Tuesday, April 20, 2010

Mommy She's Looking At Me!

I love my oldest. And I love my nieces. I really do. Alanna is 8 months older than Savhanna who is 1 year and 2 weeks older than Summer. They are great little girls and I love them dearly.





From left to right: Summer, Alanna, Savhanna, and Lydia down in front

Put the 3 of them together though.... and they are a pain in the butt. A big fat pain in the butt. Don't get me wrong, even when they're together, I love them.... but they fight like cats and dogs. Everything from "Alanna's being bossy" to "Summer pushed me" to "Savi won't let me play". I've heard it all.

They've been together since they were born though. I bottlefed Savhanna while I spoon fed Alanna in a saucer. I've put their hair in pigtails and braids since it was long enough for me to do so. They love each other. But sometimes they can't stand each other.
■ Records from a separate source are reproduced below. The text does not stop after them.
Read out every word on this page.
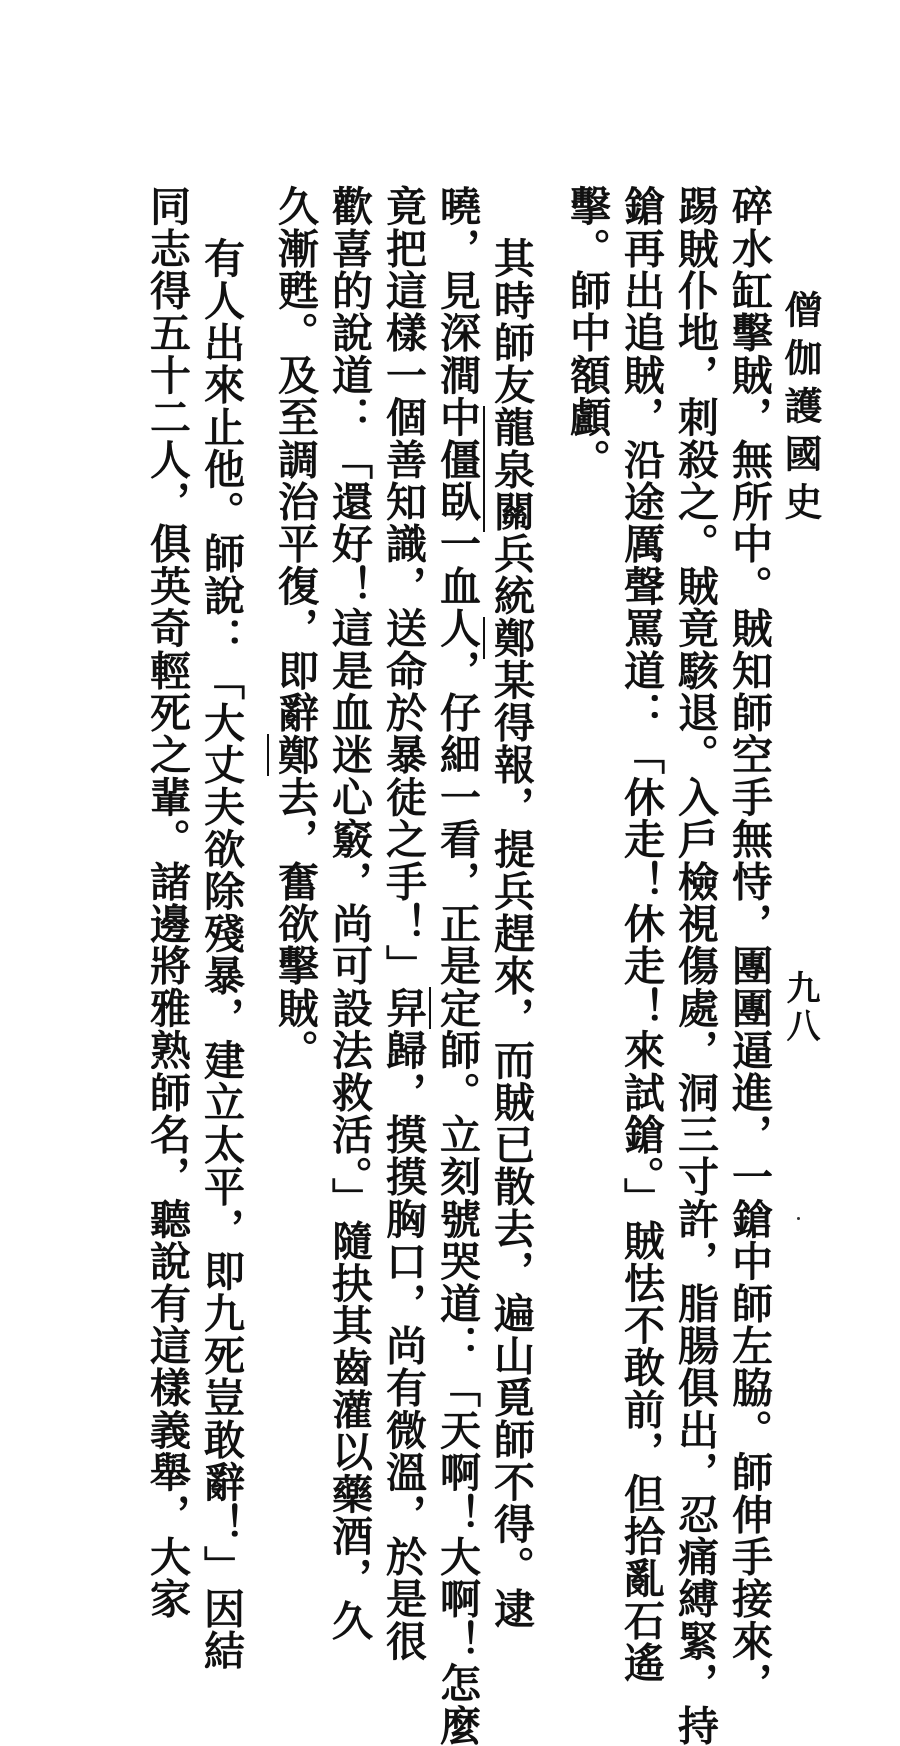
僧伽護國史
九八
碎水缸擊賊，無所中。賊知師空手無恃，團團逼進，一鎗中師左脇。師伸手接來，
踢賊仆地，刺殺之。賊竟駭退。入戶檢視傷處，洞三寸許，脂腸俱出，忍痛縛緊，持
鎗再出追賊，沿途厲聲罵道：「休走！休走！來試鎗。」賊怯不敢前，但拾亂石遙
擊。師中額顱。
其時師友龍泉關兵統鄭某得報，提兵趕來，而賊已散去，遍山覓師不得。逮
曉，見深澗中僵臥一血人，仔細一看，正是定師。立刻號哭道：「天啊！大啊！怎麼
竟把這樣一個善知識，送命於暴徒之手！」舁歸，摸摸胸口，尚有微溫，於是很
歡喜的說道：「還好！這是血迷心竅，尚可設法救活。」隨抉其齒灌以藥酒，久
久漸甦。及至調治平復，即辭鄭去，奮欲擊賊。
有人出來止他。師說：「大丈夫欲除殘暴，建立太平，即九死豈敢辭！」因結
同志得五十二人，俱英奇輕死之輩。諸邊將雅熟師名，聽說有這樣義舉，大家
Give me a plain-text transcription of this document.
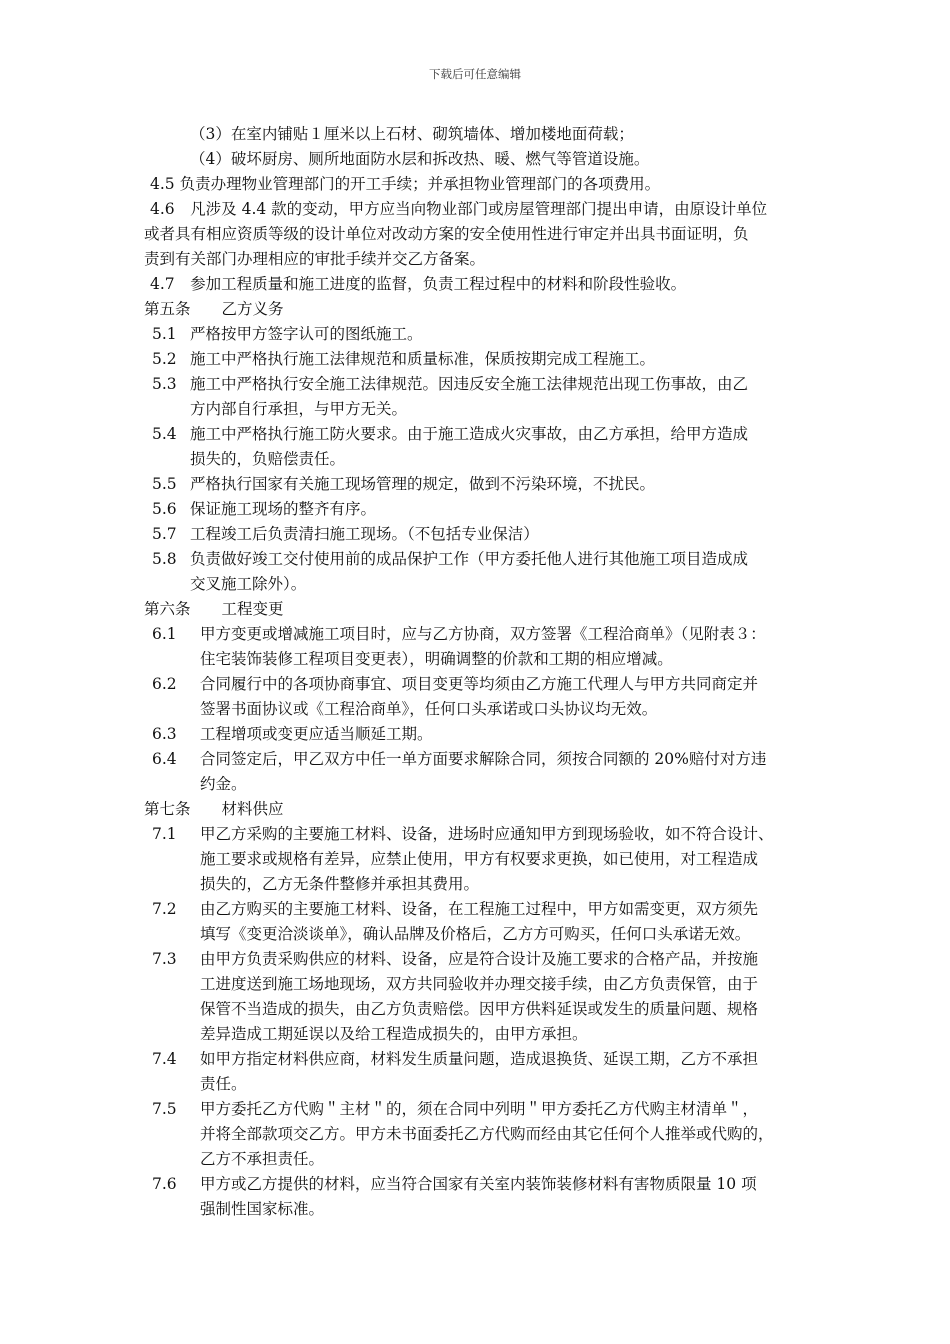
下载后可任意编辑
（3）在室内铺贴１厘米以上石材、砌筑墙体、增加楼地面荷载；
（4）破坏厨房、厕所地面防水层和拆改热、暖、燃气等管道设施。
4.5 负责办理物业管理部门的开工手续；并承担物业管理部门的各项费用。
4.6　凡涉及 4.4 款的变动，甲方应当向物业部门或房屋管理部门提出申请，由原设计单位
或者具有相应资质等级的设计单位对改动方案的安全使用性进行审定并出具书面证明，负
责到有关部门办理相应的审批手续并交乙方备案。
4.7　参加工程质量和施工进度的监督，负责工程过程中的材料和阶段性验收。
第五条　　乙方义务
5.1 严格按甲方签字认可的图纸施工。
5.2 施工中严格执行施工法律规范和质量标准，保质按期完成工程施工。
5.3 施工中严格执行安全施工法律规范。因违反安全施工法律规范出现工伤事故，由乙
方内部自行承担，与甲方无关。
5.4 施工中严格执行施工防火要求。由于施工造成火灾事故，由乙方承担，给甲方造成
损失的，负赔偿责任。
5.5 严格执行国家有关施工现场管理的规定，做到不污染环境，不扰民。
5.6 保证施工现场的整齐有序。
5.7 工程竣工后负责清扫施工现场。（不包括专业保洁）
5.8 负责做好竣工交付使用前的成品保护工作（甲方委托他人进行其他施工项目造成成
交叉施工除外）。
第六条　　工程变更
6.1 甲方变更或增减施工项目时，应与乙方协商，双方签署《工程洽商单》（见附表３：
住宅装饰装修工程项目变更表），明确调整的价款和工期的相应增减。
6.2 合同履行中的各项协商事宜、项目变更等均须由乙方施工代理人与甲方共同商定并
签署书面协议或《工程洽商单》，任何口头承诺或口头协议均无效。
6.3 工程增项或变更应适当顺延工期。
6.4 合同签定后，甲乙双方中任一单方面要求解除合同，须按合同额的 20%赔付对方违
约金。
第七条　　材料供应
7.1 甲乙方采购的主要施工材料、设备，进场时应通知甲方到现场验收，如不符合设计、
施工要求或规格有差异，应禁止使用，甲方有权要求更换，如已使用，对工程造成
损失的，乙方无条件整修并承担其费用。
7.2 由乙方购买的主要施工材料、设备，在工程施工过程中，甲方如需变更，双方须先
填写《变更洽淡谈单》，确认品牌及价格后，乙方方可购买，任何口头承诺无效。
7.3 由甲方负责采购供应的材料、设备，应是符合设计及施工要求的合格产品，并按施
工进度送到施工场地现场，双方共同验收并办理交接手续，由乙方负责保管，由于
保管不当造成的损失，由乙方负责赔偿。因甲方供料延误或发生的质量问题、规格
差异造成工期延误以及给工程造成损失的，由甲方承担。
7.4 如甲方指定材料供应商，材料发生质量问题，造成退换货、延误工期，乙方不承担
责任。
7.5 甲方委托乙方代购＂主材＂的，须在合同中列明＂甲方委托乙方代购主材清单＂，
并将全部款项交乙方。甲方未书面委托乙方代购而经由其它任何个人推举或代购的，
乙方不承担责任。
7.6 甲方或乙方提供的材料，应当符合国家有关室内装饰装修材料有害物质限量 10 项
强制性国家标准。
And they like to let everyone know it too.

Yes, I have a moral to the story.

Kids need to know they've got boundaries they can't cross. They need to know you've set limits for them and that there aer consequences to their actions. You can't get frazzled and harried and frantic or flip out on them. Even if you're pretty much at your wits end. Believe me. I've been there. They see that and they run with it. And believe it or not, they feed off your mood. If you're stressed out, it stresses them out, only they don't know how to deal with it.

Alanna and my nieces do just that. With certain people, they fight. Non stop. With others, it's only occasional, and once they've been made aware of the consequences, they stop. If they know the deal before I ever get there, then we're good to go.

Kids need boundaries. As much as they say they don't like rules, they do better with them. They act better, they feel better... they just do better knowing what's expected of them. If I tell the girls when we get there... "You get three strikes, you fight once and it's a warning. You start twice, and it's time out for the culprits. Three times and I pack up and go home..." usually only one of them makes it to time out. And the visit is much calmer and a lot more fun for them because they're PLAYING. Not bickering. And it's a lot calmer for ME not having to run after them saying "Why is she crying?!" "What is going on?" "Who started it?"

1 comment:

  1. Amen! Kids do need boundaries. They function better if they know how far they can go.